Als David Sylvian in 2003 met “Blemish” het eerste wapenfeit produceert voor zijn eigen Samadhisound label zit hij alles behalve lekker in zijn vel. Het album – de opvolger van het warme en aardse “Dead Bees On A Cake” waarop hij met het korte Dobro #1 voorzichtig een voorproefje gunt op zijn toekomstige sound – komt in zes weken tot stand in zijn privéstudio en is de pennenvrucht van het verwerkingsproces rond de echtscheiding van zijn toenmalige echtgenote Ingrid Chavez. Geïsoleerd en afgescheiden van de wereld creëert David Sylvian een desolaat en minimalistisch album dat in schril contrast staat tot al hetgeen hij tot dit moment heeft opgenomen. Hoewel albums als “Alchemy – An Index Of Possibilities”, “Plight & Premonition” en “Flux & Mutability” evenmin als toegankelijk te boek staan, zijn deze nergens zo confronterend als “Blemish”.
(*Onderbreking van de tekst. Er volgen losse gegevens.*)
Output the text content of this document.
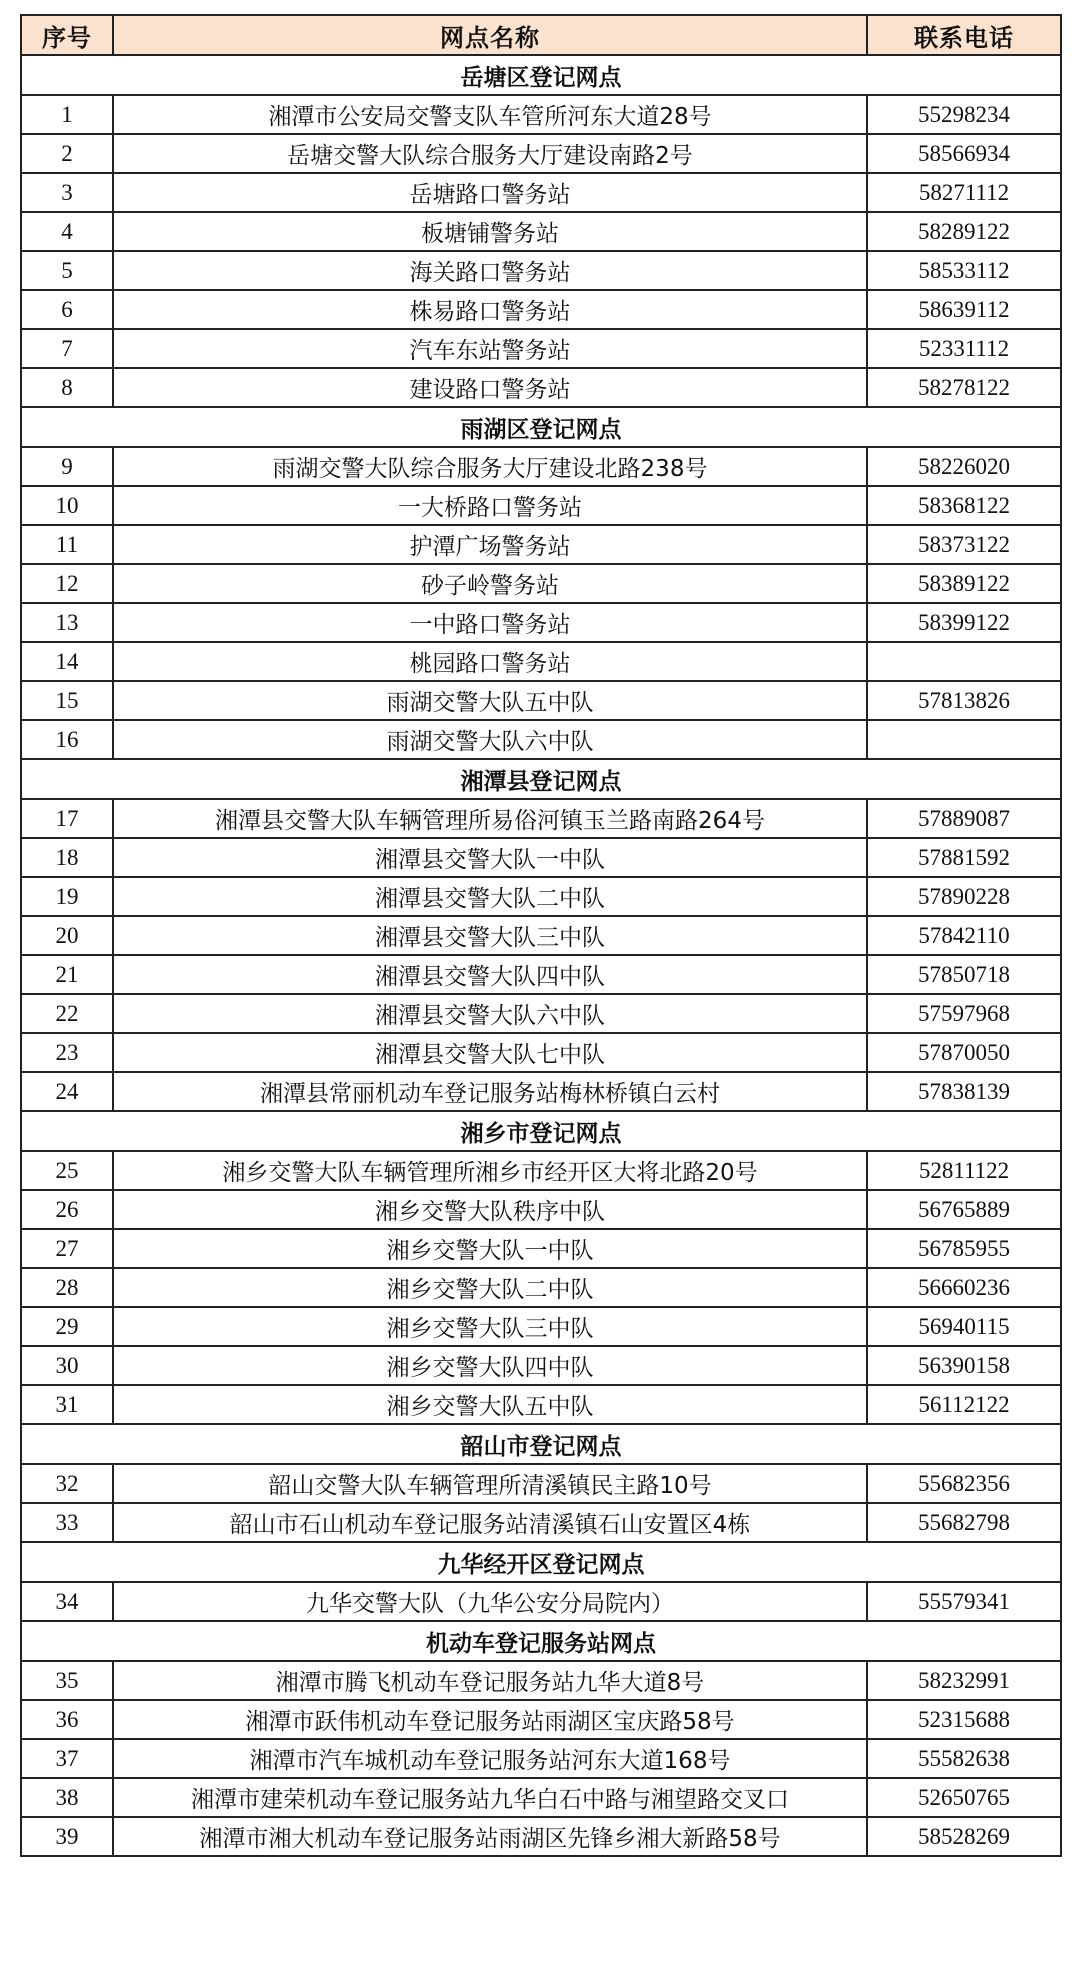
序号	网点名称	联系电话
岳塘区登记网点		
1	湘潭市公安局交警支队车管所河东大道28号	55298234
2	岳塘交警大队综合服务大厅建设南路2号	58566934
3	岳塘路口警务站	58271112
4	板塘铺警务站	58289122
5	海关路口警务站	58533112
6	株易路口警务站	58639112
7	汽车东站警务站	52331112
8	建设路口警务站	58278122
雨湖区登记网点		
9	雨湖交警大队综合服务大厅建设北路238号	58226020
10	一大桥路口警务站	58368122
11	护潭广场警务站	58373122
12	砂子岭警务站	58389122
13	一中路口警务站	58399122
14	桃园路口警务站	
15	雨湖交警大队五中队	57813826
16	雨湖交警大队六中队	
湘潭县登记网点		
17	湘潭县交警大队车辆管理所易俗河镇玉兰路南路264号	57889087
18	湘潭县交警大队一中队	57881592
19	湘潭县交警大队二中队	57890228
20	湘潭县交警大队三中队	57842110
21	湘潭县交警大队四中队	57850718
22	湘潭县交警大队六中队	57597968
23	湘潭县交警大队七中队	57870050
24	湘潭县常丽机动车登记服务站梅林桥镇白云村	57838139
湘乡市登记网点		
25	湘乡交警大队车辆管理所湘乡市经开区大将北路20号	52811122
26	湘乡交警大队秩序中队	56765889
27	湘乡交警大队一中队	56785955
28	湘乡交警大队二中队	56660236
29	湘乡交警大队三中队	56940115
30	湘乡交警大队四中队	56390158
31	湘乡交警大队五中队	56112122
韶山市登记网点		
32	韶山交警大队车辆管理所清溪镇民主路10号	55682356
33	韶山市石山机动车登记服务站清溪镇石山安置区4栋	55682798
九华经开区登记网点		
34	九华交警大队（九华公安分局院内）	55579341
机动车登记服务站网点		
35	湘潭市腾飞机动车登记服务站九华大道8号	58232991
36	湘潭市跃伟机动车登记服务站雨湖区宝庆路58号	52315688
37	湘潭市汽车城机动车登记服务站河东大道168号	55582638
38	湘潭市建荣机动车登记服务站九华白石中路与湘望路交叉口	52650765
39	湘潭市湘大机动车登记服务站雨湖区先锋乡湘大新路58号	58528269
De acht afstandelijke composities, improviserend tot stand gebracht met soundscapes, electronics en in drie gevallen met behulp van zwaar experimentele free jazz gitaar dwingen je zélf op zoek te gaan naar de grillige melodielijn, weliswaar geholpen door de profetische voordracht van Sylvian. Door het sterk introverte en therapeutische karakter van “Blemish” voel je je als luisteraar meest onbeholpen en mogelijk zelfs voyeuristisch, waardoor de eerste luisterervaring een intrigerende doch zeldzaam neerslachtige is. Er ontstaat dan ook een onherroepelijke tweedeling tussen hen die een glimp van de intrinsieke pracht waarnemen en hen die het album vol onbegrip direct laten voor wat het is. En voor beiden is iets te zeggen, ware het niet dat de eerste groep veruit te prefereren is. David Sylvian biedt door middel van zijn zedige en diepgravende poëzie namelijk meer dan ooit duiding en zwaartekracht trotserende schoonheid, vaak verbluffend eenduidig: ‘The game’s not lost. If I say it’s not. And it’s not’.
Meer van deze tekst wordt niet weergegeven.